Another part of me thinks I might never write another story like this again.
Whenever I know, you’ll know.
For now, here’s a follow-up to A Night on the Green River.
Upon the Waters of the Green River
He steered the boat downwind, the boom swung out, sailing wing-on-wing with the jib out to the port side. The girl was there with him in the sunshine, the boat riding smooth on the teal water, the ride calm now going downwind, the mountains all around them in a complete circle. It was hot in the valley but the wind and the water cooled everything down. She had her bikini on, the yellow and red bottoms with the red top, and her shoulders were slick from the oil, her hair down, blonde but damp from before.

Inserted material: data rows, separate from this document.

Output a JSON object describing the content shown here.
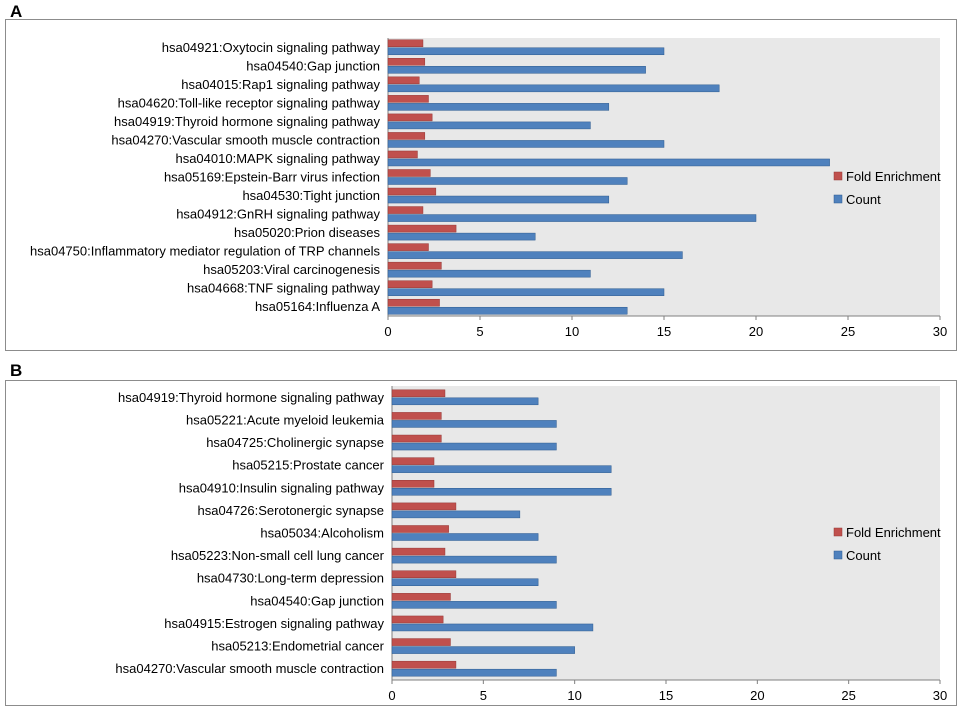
{
  "panels": [
    {
      "letter": "A"
    },
    {
      "letter": "B"
    }
  ],
  "colors": {
    "fold": "#c0504d",
    "count": "#4f81bd",
    "plot_bg": "#e8e8e8"
  },
  "chart_data": [
    {
      "type": "bar",
      "orientation": "horizontal",
      "panel": "A",
      "categories": [
        "hsa04921:Oxytocin signaling pathway",
        "hsa04540:Gap junction",
        "hsa04015:Rap1 signaling pathway",
        "hsa04620:Toll-like receptor signaling pathway",
        "hsa04919:Thyroid hormone signaling pathway",
        "hsa04270:Vascular smooth muscle contraction",
        "hsa04010:MAPK signaling pathway",
        "hsa05169:Epstein-Barr virus infection",
        "hsa04530:Tight junction",
        "hsa04912:GnRH signaling pathway",
        "hsa05020:Prion diseases",
        "hsa04750:Inflammatory mediator regulation of TRP channels",
        "hsa05203:Viral carcinogenesis",
        "hsa04668:TNF signaling pathway",
        "hsa05164:Influenza A"
      ],
      "series": [
        {
          "name": "Fold Enrichment",
          "values": [
            1.9,
            2.0,
            1.7,
            2.2,
            2.4,
            2.0,
            1.6,
            2.3,
            2.6,
            1.9,
            3.7,
            2.2,
            2.9,
            2.4,
            2.8
          ]
        },
        {
          "name": "Count",
          "values": [
            15,
            14,
            18,
            12,
            11,
            15,
            24,
            13,
            12,
            20,
            8,
            16,
            11,
            15,
            13
          ]
        }
      ],
      "xlim": [
        0,
        30
      ],
      "xticks": [
        "0",
        "5",
        "10",
        "15",
        "20",
        "25",
        "30"
      ],
      "legend": [
        "Fold Enrichment",
        "Count"
      ],
      "legend_position": "right"
    },
    {
      "type": "bar",
      "orientation": "horizontal",
      "panel": "B",
      "categories": [
        "hsa04919:Thyroid hormone signaling pathway",
        "hsa05221:Acute myeloid leukemia",
        "hsa04725:Cholinergic synapse",
        "hsa05215:Prostate cancer",
        "hsa04910:Insulin signaling pathway",
        "hsa04726:Serotonergic synapse",
        "hsa05034:Alcoholism",
        "hsa05223:Non-small cell lung cancer",
        "hsa04730:Long-term depression",
        "hsa04540:Gap junction",
        "hsa04915:Estrogen signaling pathway",
        "hsa05213:Endometrial cancer",
        "hsa04270:Vascular smooth muscle contraction"
      ],
      "series": [
        {
          "name": "Fold Enrichment",
          "values": [
            2.9,
            2.7,
            2.7,
            2.3,
            2.3,
            3.5,
            3.1,
            2.9,
            3.5,
            3.2,
            2.8,
            3.2,
            3.5
          ]
        },
        {
          "name": "Count",
          "values": [
            8,
            9,
            9,
            12,
            12,
            7,
            8,
            9,
            8,
            9,
            11,
            10,
            9
          ]
        }
      ],
      "xlim": [
        0,
        30
      ],
      "xticks": [
        "0",
        "5",
        "10",
        "15",
        "20",
        "25",
        "30"
      ],
      "legend": [
        "Fold Enrichment",
        "Count"
      ],
      "legend_position": "right"
    }
  ]
}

He had bought her back during the rainy season, off someone who kept her in his driveway, the water forming in pools on the sagging cover, dirt and leaves getting underneath and staining the benches. She had a fresh coat of paint now and the stains were gone and the blue hull was as blue as ever, light like the sky that day.

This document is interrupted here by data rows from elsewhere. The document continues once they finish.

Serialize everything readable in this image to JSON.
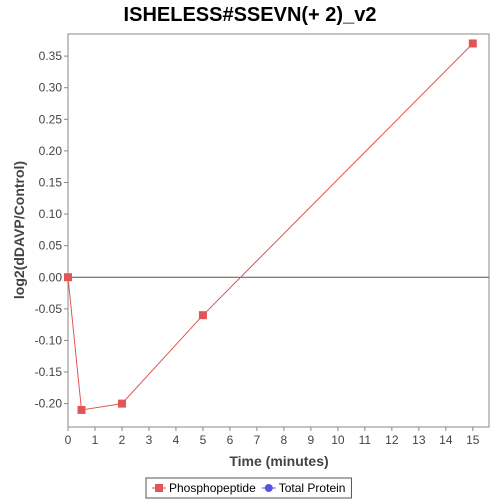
{
  "chart_data": {
    "type": "line",
    "title": "ISHELESS#SSEVN(+ 2)_v2",
    "xlabel": "Time (minutes)",
    "ylabel": "log2(dDAVP/Control)",
    "xlim": [
      0,
      15.6
    ],
    "ylim": [
      -0.237,
      0.385
    ],
    "xticks": [
      0,
      1,
      2,
      3,
      4,
      5,
      6,
      7,
      8,
      9,
      10,
      11,
      12,
      13,
      14,
      15
    ],
    "xtick_labels": [
      "0",
      "1",
      "2",
      "3",
      "4",
      "5",
      "6",
      "7",
      "8",
      "9",
      "10",
      "11",
      "12",
      "13",
      "14",
      "15"
    ],
    "yticks": [
      -0.2,
      -0.15,
      -0.1,
      -0.05,
      0,
      0.05,
      0.1,
      0.15,
      0.2,
      0.25,
      0.3,
      0.35
    ],
    "ytick_labels": [
      "-0.20",
      "-0.15",
      "-0.10",
      "-0.05",
      "0.00",
      "0.05",
      "0.10",
      "0.15",
      "0.20",
      "0.25",
      "0.30",
      "0.35"
    ],
    "zero_line": true,
    "grid": false,
    "legend_position": "bottom",
    "series": [
      {
        "name": "Phosphopeptide",
        "color": "#e05555",
        "marker": "square",
        "x": [
          0,
          0.5,
          2,
          5,
          15
        ],
        "y": [
          0.0,
          -0.21,
          -0.2,
          -0.06,
          0.37
        ]
      },
      {
        "name": "Total Protein",
        "color": "#5555e0",
        "marker": "circle",
        "x": [],
        "y": []
      }
    ]
  }
}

He had been hiking out earlier and sailing close-hauled with the main sheet nearly all the way in, but this time he stayed on the bench as he tacked back upwind and let the girl sit up on the side and lean out, her feet tucked in under the hiking straps.
“Lean back,” he told her, “It’s all right.”
“Will it hold me?”
“If it holds me, it will hold you.”
“I better not fall,” she said playfully.
She leaned out, her upper body paralleling the water, and he could see the stomach flat and thin, no visible muscle definition, just flat skin connecting her upper and lower halves. Her legs were at an angle, very long and the muscles were tight and subtle. He saw the drops of water on her skin.
“There you go,” he said, “Look at you.”
The girl smiled, her arms now outstretched and her hair flying free in the wind, and he could see her happy face. That makes me happy, he thought, seeing her happy. There’s a glimpse of forever, he thought, a glimpse of something very true and honest. That’s how it goes, he thought, it comes real close and then fades off. But right then it was there and he had noticed it.
“You’re a natural,” he told her. “How does it feel?”
“Pull it in and get up here with me.”
“Trim it in,” he corrected her. “You ease the sheet or you trim it.”
“I’m no sailor.”
“Well, you certainly understand the drinking aspect.”
She laughed. “Get up here for a bit and then let’s have another.”
He trimmed the jib and sat up on the side of the boat next to her, the tiller now extended and the main sheet trimmed all the way in. When he put his under the hiking strap, their feet touched and he felt the energy rush up his legs. They were going faster now and upwind and the boat chopped against the current and showered them, the water coming over the top and side of the hull. The wind would gust at times and they would give leeway and he would arch himself out to compensate, or if it blew too hard he would gently ease the sheet out and right the course. But once he grew fatigued and wanted a break he eased the sheet and turned downwind and it was calm and she reached into the cooler.
“Yea,” she said, “Want one?”
She put her hand down into the ice and pulled out two beers and tossed one over to him. The can was cold and wet from the ice. He watched her open it and take a sip.
“Now all we need is to get you some rum,” he told her.
“Do you have any?”
“Should be some in there.”
The girl checked the cooler and took the bottle of rum from the bottom of the foam chest.
“What am I supposed to do with this?”
“Turn it up,” he said.
“You don’t have a mixer?”
She did not say anything.
“Oh, turn it up already,” he said, “It’s ice cold.”
The girl put the bottle up and let the clear rum hit her lips. She rested the bottle there, not gulping, letting it slowly seep past her teeth, eventually swallowing.
“For someone who wanted a chaser you sure let it linger.”
The girl smiled and said, “You’re right, it’s cold.”
“Here, pass it over.”
The girl passed him the bottle but he did not drink from it – instead he screwed the cap back on tight and picked up his beer. It too was icy cold and he felt refreshed and eased the main sheet out as far as it could go, put his feet up on the bench and held the tiller under his arm, his back to the transom. He dipped his hand into the water and ran it over his face, wetting his forehead and chin. His face was clean-shaven and his hair neat, trimmed at the sideburns and over the ear. He sipped the beer and looked forward and across at the girl.
She said, “Shame I can’t sit with you.”
“Come on over.”
“Won’t it tip?”
“Come on over,” he said to her, “It’s fine.”
The girl crossed over to the other side and sat on the bench just ahead of him. She lifted his legs, sat down, and then rested his legs on her lap, across her thighs. She had her hand on the top of his foot, the one closest to her.
She asked him, as if she was seeking solace, “Did you read about that poor woman who was murdered last week?”
“How awful,” she said, “I’m pretty sure she went to my high school.”
She was looking into his eyes for comfort but he was distracted, staring at his watch intently, wondering what was taking so long.
And then before she could say anything else the blood rushed from her face and she grew pale and passed out.